[Slony1-general] data copy for set 1 failed 3 times

Thu Nov 29 13:31:26 PST 2012

On Thu, Nov 29, 2012 at 2:27 PM, Tory M Blue <tmblue at gmail.com> wrote:
>
>
> On Thu, Nov 29, 2012 at 10:15 AM, Steve Singer <ssinger at ca.afilias.info>
> wrote:
>>
>> On 12-11-29 11:53 AM, Tory M Blue wrote:
>>>
>>>
>>>
>>>
>>> On Thu, Nov 29, 2012 at 12:57 AM, Glyn Astill <glynastill at yahoo.co.uk
>>> <mailto:glynastill at yahoo.co.uk>> wrote:
>>>
>>>     Hi Tory
>>>
>>>      > From: Tory M Blue <tmblue at gmail.com <mailto:tmblue at gmail.com>>
>>>
>>>      >To: slony1-general <slony1-general at lists.slony.info
>>>     <mailto:slony1-general at lists.slony.info>>
>>>      >Sent: Wednesday, 28 November 2012, 18:35
>>>      >Subject: [Slony1-general] data copy for set 1 failed 3 times -
>>>     sleep 60 seconds
>>>      >
>>>      >
>>>      >Greetings
>>>      >
>>>      >I've just brought up a replication node across the state, we have
>>>     gig circuits, but still going over the net over a vpn tunnel. So
>>>     there is some delay,
>>>      >
>>>      >I'm getting these errors and can't get the initial replication to
>>>     finish
>>>      >
>>>      >4273435:2012-11-27 16:45:17 PST WARN   remoteWorkerThread_1: data
>>>     copy for set 1 failed 3 times - sleep 60 seconds
>>>      >
>>>
>>>     Is that the only line you get in your logs?  If so use a higher
>>>     setting for log_level (like log_level=4).
>>>
>>>     Also is there anything in the postgresql log to indicate the problem?
>>>
>>>
>>> I get the following
>>>
>>> 2012-11-29 08:34:38 PST CONFIG remoteWorkerThread_1: 3858.988 seconds to
>>> copy table "cls"."listings"
>>> 2012-11-29 08:34:38 PST CONFIG remoteWorkerThread_1: copy table
>>> "cls"."customers"
>>> 2012-11-29 08:34:38 PST CONFIG remoteWorkerThread_1: Begin COPY of table
>>> "cls"."customers"
>>> 2012-11-29 08:34:38 PST ERROR  remoteWorkerThread_1: "select
>>> "_admissioncls".copyFields(8);"
>>>
>>
>> What is the structure of the table with table_id=8 (ie set add table(id=8,
>> fully qualified name=?????)
>>
>> If you do
>> manually run
>> select _admissioncls".copyFields(8);
>> from psql, what does it come back with?
>>
>>
> So ran it again with debug = 4, same failure same spot.

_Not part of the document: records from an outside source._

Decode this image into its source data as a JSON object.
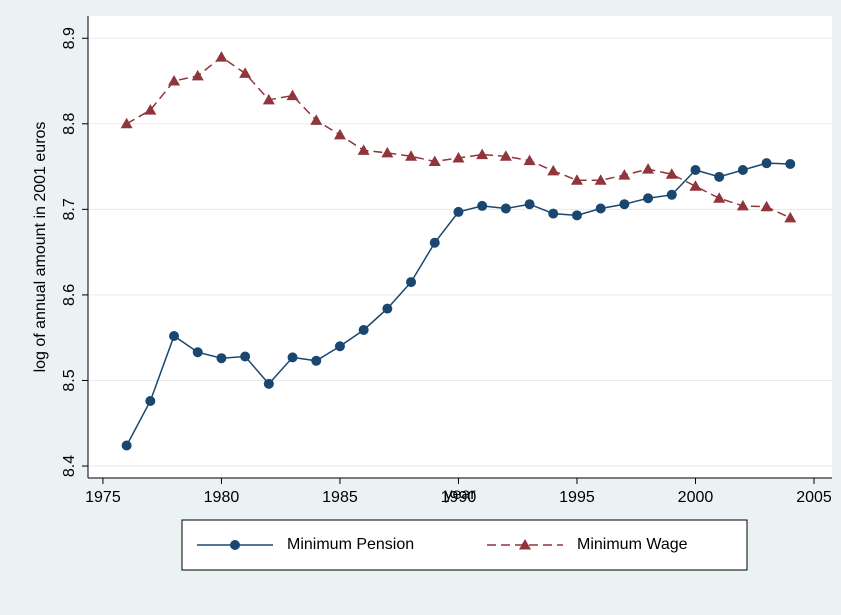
{
  "chart_data": {
    "type": "line",
    "x": [
      1976,
      1977,
      1978,
      1979,
      1980,
      1981,
      1982,
      1983,
      1984,
      1985,
      1986,
      1987,
      1988,
      1989,
      1990,
      1991,
      1992,
      1993,
      1994,
      1995,
      1996,
      1997,
      1998,
      1999,
      2000,
      2001,
      2002,
      2003,
      2004
    ],
    "series": [
      {
        "name": "Minimum Pension",
        "color": "#1a476f",
        "marker": "circle",
        "dashed": false,
        "values": [
          8.424,
          8.476,
          8.552,
          8.533,
          8.526,
          8.528,
          8.496,
          8.527,
          8.523,
          8.54,
          8.559,
          8.584,
          8.615,
          8.661,
          8.697,
          8.704,
          8.701,
          8.706,
          8.695,
          8.693,
          8.701,
          8.706,
          8.713,
          8.717,
          8.746,
          8.738,
          8.746,
          8.754,
          8.753
        ]
      },
      {
        "name": "Minimum Wage",
        "color": "#90353b",
        "marker": "triangle",
        "dashed": true,
        "values": [
          8.8,
          8.816,
          8.85,
          8.856,
          8.878,
          8.859,
          8.828,
          8.833,
          8.804,
          8.787,
          8.769,
          8.766,
          8.762,
          8.756,
          8.76,
          8.764,
          8.762,
          8.757,
          8.745,
          8.734,
          8.734,
          8.74,
          8.747,
          8.741,
          8.727,
          8.713,
          8.704,
          8.703,
          8.69
        ]
      }
    ],
    "xlabel": "year",
    "ylabel": "log of annual amount in 2001 euros",
    "xlim": [
      1974.37,
      2005.76
    ],
    "xticks": [
      1975,
      1980,
      1985,
      1990,
      1995,
      2000,
      2005
    ],
    "ylim": [
      8.386,
      8.926
    ],
    "yticks": [
      8.4,
      8.5,
      8.6,
      8.7,
      8.8,
      8.9
    ],
    "grid": true,
    "legend": "bottom"
  }
}
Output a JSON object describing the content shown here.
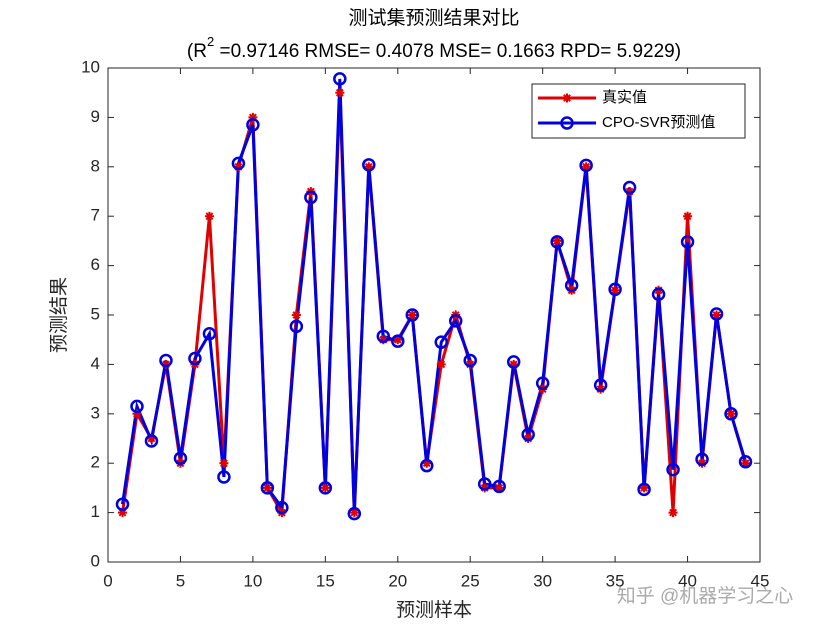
{
  "chart_data": {
    "type": "line",
    "title": "测试集预测结果对比",
    "subtitle": [
      "(R",
      "2",
      " =0.97146 RMSE= 0.4078 MSE= 0.1663 RPD= 5.9229)"
    ],
    "x_label": "预测样本",
    "y_label": "预测结果",
    "x": [
      1,
      2,
      3,
      4,
      5,
      6,
      7,
      8,
      9,
      10,
      11,
      12,
      13,
      14,
      15,
      16,
      17,
      18,
      19,
      20,
      21,
      22,
      23,
      24,
      25,
      26,
      27,
      28,
      29,
      30,
      31,
      32,
      33,
      34,
      35,
      36,
      37,
      38,
      39,
      40,
      41,
      42,
      43,
      44
    ],
    "series": [
      {
        "name": "真实值",
        "color": "#e00000",
        "marker": "asterisk",
        "values": [
          1,
          3,
          2.5,
          4,
          2,
          4,
          7,
          2,
          8,
          9,
          1.5,
          1,
          5,
          7.5,
          1.5,
          9.5,
          1,
          8,
          4.5,
          4.5,
          5,
          2,
          4,
          5,
          4,
          1.5,
          1.5,
          4,
          2.5,
          3.5,
          6.5,
          5.5,
          8,
          3.5,
          5.5,
          7.5,
          1.5,
          5.5,
          1,
          7,
          2,
          5,
          3,
          2
        ]
      },
      {
        "name": "CPO-SVR预测值",
        "color": "#0000e0",
        "marker": "circle",
        "values": [
          1.17,
          3.15,
          2.45,
          4.08,
          2.1,
          4.12,
          4.62,
          1.72,
          8.07,
          8.85,
          1.5,
          1.1,
          4.77,
          7.38,
          1.5,
          9.78,
          0.98,
          8.04,
          4.57,
          4.47,
          5.0,
          1.95,
          4.45,
          4.88,
          4.08,
          1.58,
          1.53,
          4.05,
          2.58,
          3.62,
          6.48,
          5.6,
          8.03,
          3.58,
          5.52,
          7.58,
          1.47,
          5.42,
          1.87,
          6.48,
          2.08,
          5.02,
          3.0,
          2.03
        ]
      }
    ],
    "xlim": [
      0,
      45
    ],
    "xticks": [
      0,
      5,
      10,
      15,
      20,
      25,
      30,
      35,
      40,
      45
    ],
    "ylim": [
      0,
      10
    ],
    "yticks": [
      0,
      1,
      2,
      3,
      4,
      5,
      6,
      7,
      8,
      9,
      10
    ],
    "legend": "northeast",
    "grid": false,
    "watermark": "知乎 @机器学习之心"
  }
}
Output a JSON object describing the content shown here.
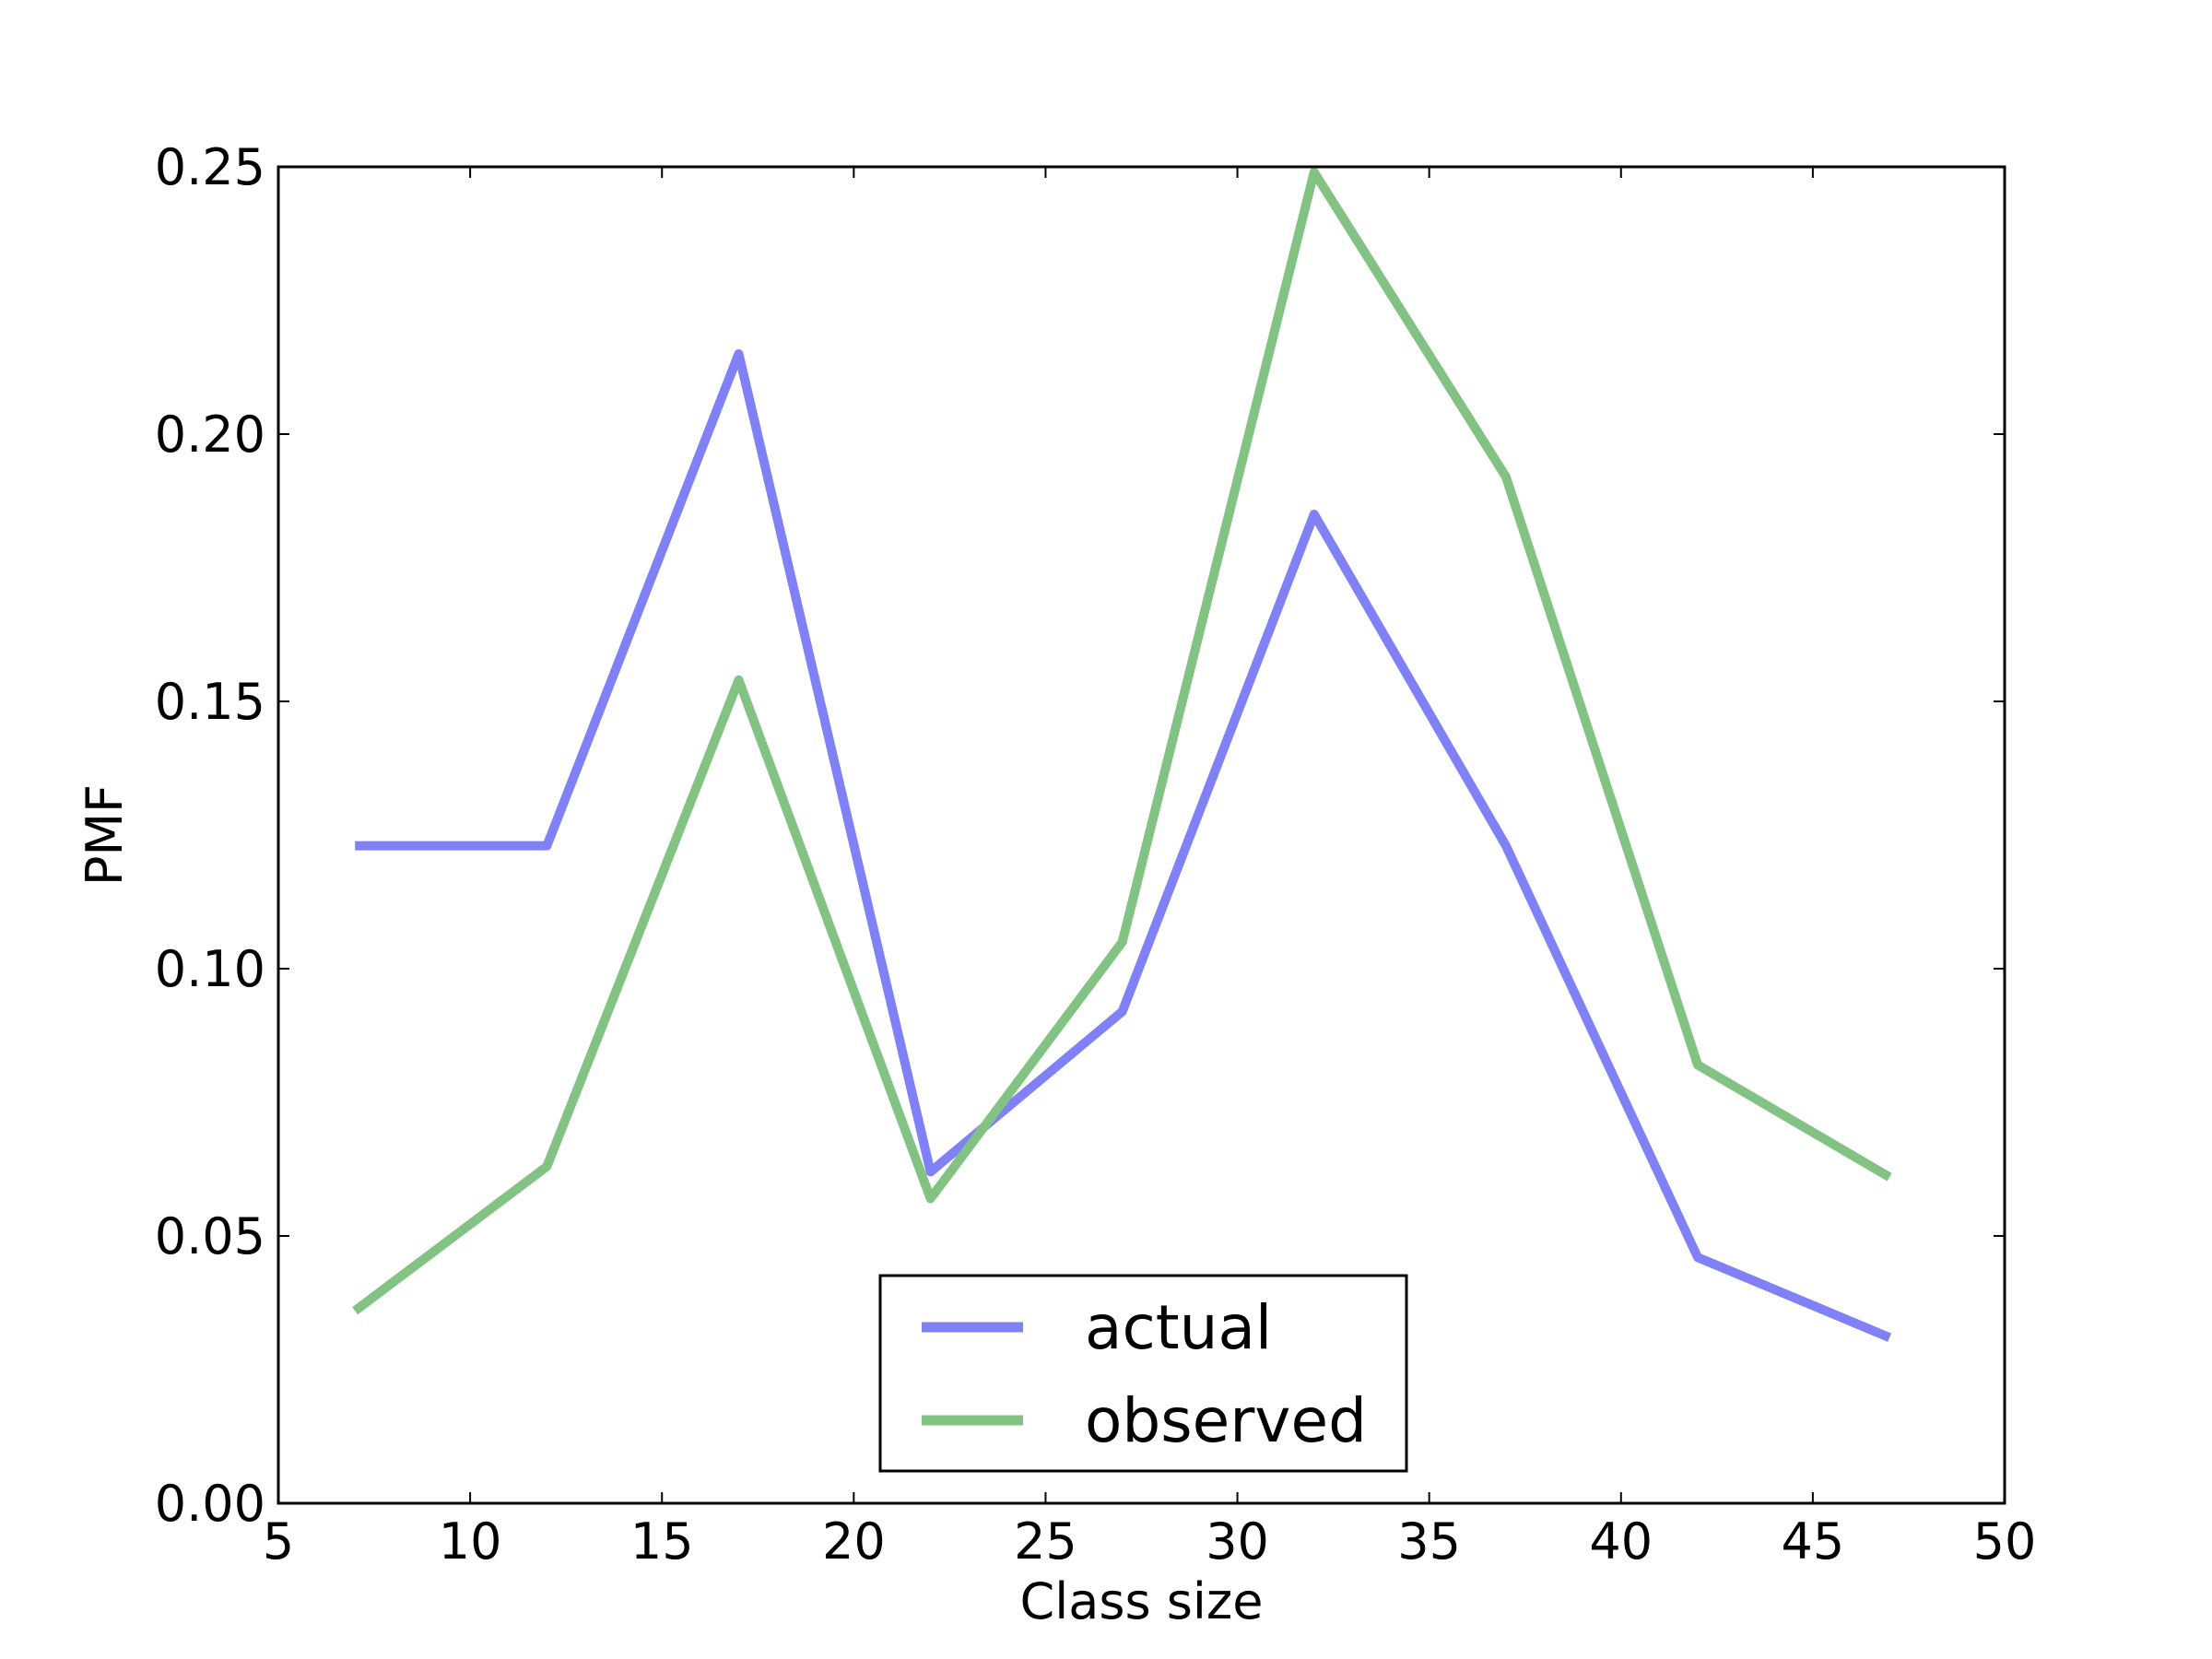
{
  "chart_data": {
    "type": "line",
    "title": "",
    "xlabel": "Class size",
    "ylabel": "PMF",
    "xlim": [
      5,
      50
    ],
    "ylim": [
      0,
      0.25
    ],
    "x_ticks": [
      "5",
      "10",
      "15",
      "20",
      "25",
      "30",
      "35",
      "40",
      "45",
      "50"
    ],
    "y_ticks": [
      "0.00",
      "0.05",
      "0.10",
      "0.15",
      "0.20",
      "0.25"
    ],
    "grid": false,
    "legend_position": "lower-center",
    "series": [
      {
        "name": "actual",
        "color": "#8080f7",
        "x": [
          7,
          12,
          17,
          22,
          27,
          32,
          37,
          42,
          47
        ],
        "y": [
          0.123,
          0.123,
          0.215,
          0.062,
          0.092,
          0.185,
          0.123,
          0.046,
          0.031
        ]
      },
      {
        "name": "observed",
        "color": "#82c282",
        "x": [
          7,
          12,
          17,
          22,
          27,
          32,
          37,
          42,
          47
        ],
        "y": [
          0.036,
          0.063,
          0.154,
          0.057,
          0.105,
          0.249,
          0.192,
          0.082,
          0.061
        ]
      }
    ]
  }
}
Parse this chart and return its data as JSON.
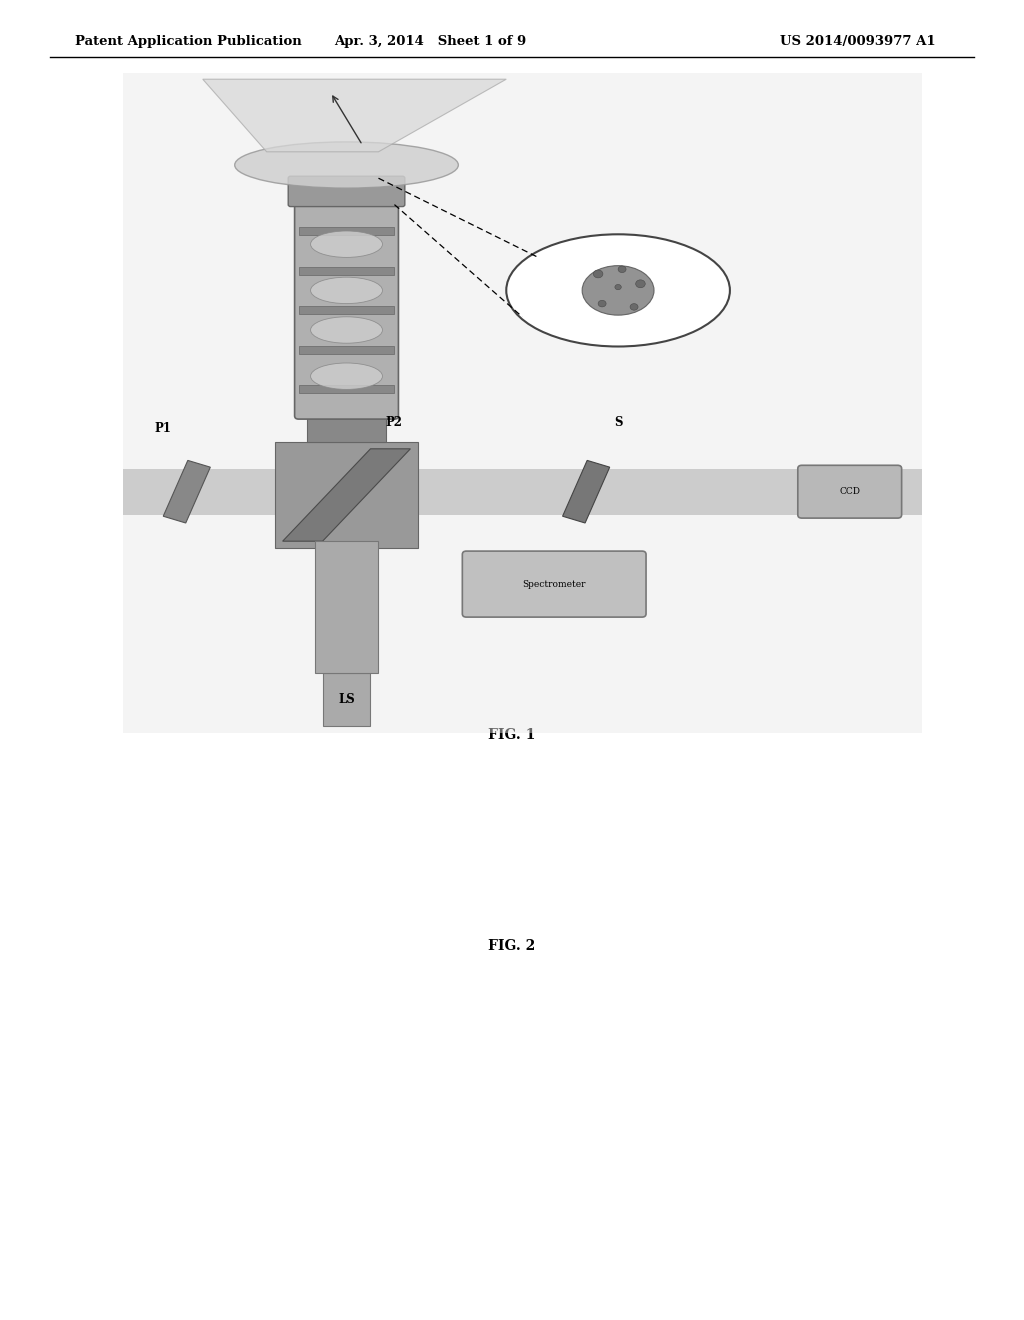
{
  "background_color": "#ffffff",
  "header_left": "Patent Application Publication",
  "header_mid": "Apr. 3, 2014   Sheet 1 of 9",
  "header_right": "US 2014/0093977 A1",
  "fig1_caption": "FIG. 1",
  "fig2_caption": "FIG. 2"
}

Should be be dying
> due to the logswitch, but I guess it could be?
>
> Failed again, this time with heavier debug, but not showing me much (level
> 4)
> 1235574-2012-11-29 12:22:12 PST CONFIG remoteWorkerThread_1: Begin COPY of
> table "cls"."customers"
> 1235665-2012-11-29 12:22:12 PST ERROR  remoteWorkerThread_1: "select
> "_admissioncls".copyFields(8);"
> 1235759:2012-11-29 12:22:12 PST WARN   remoteWorkerThread_1: data copy for
> set 1 failed 1 times - sleep 15 seconds
> Followed sometime later by this
> 2012-11-29 12:22:28 PST DEBUG2 remoteWorkerThread_2: forward confirm
> 3,5001168772 received by 4
> 2012-11-29 12:22:28 PST INFO   copy_set 1 - omit=f - bool=0
> 2012-11-29 12:22:28 PST INFO   omit is FALSE
> And it starts all over again.
>
> Postgres logs
>
> 2012-11-29 12:19:40 PST    HINT:  Consider increasing the configuration
> paramete
> r "checkpoint_segments".
> 2012-11-29 12:22:13 PST admissionclsdb postgres [local] NOTICE:  Slony-I:
> Logswi
> tch to sl_log_2 initiated
> 2012-11-29 12:22:13 PST admissionclsdb postgres [local] CONTEXT:  SQL
> statement
> "SELECT "_admissioncls".logswitch_start()"
>     PL/pgSQL function "cleanupevent" line 96 at PERFORM
>
> Nothing in /var/log/messages or dmesg, this is not a system thing it doesn't
> appear. Slony configurations sync rate, or something is putting the kabosh
> on this.

Is there anything useful in the postgresql logs from the same time?
Like maybe lost connections or crashing backends?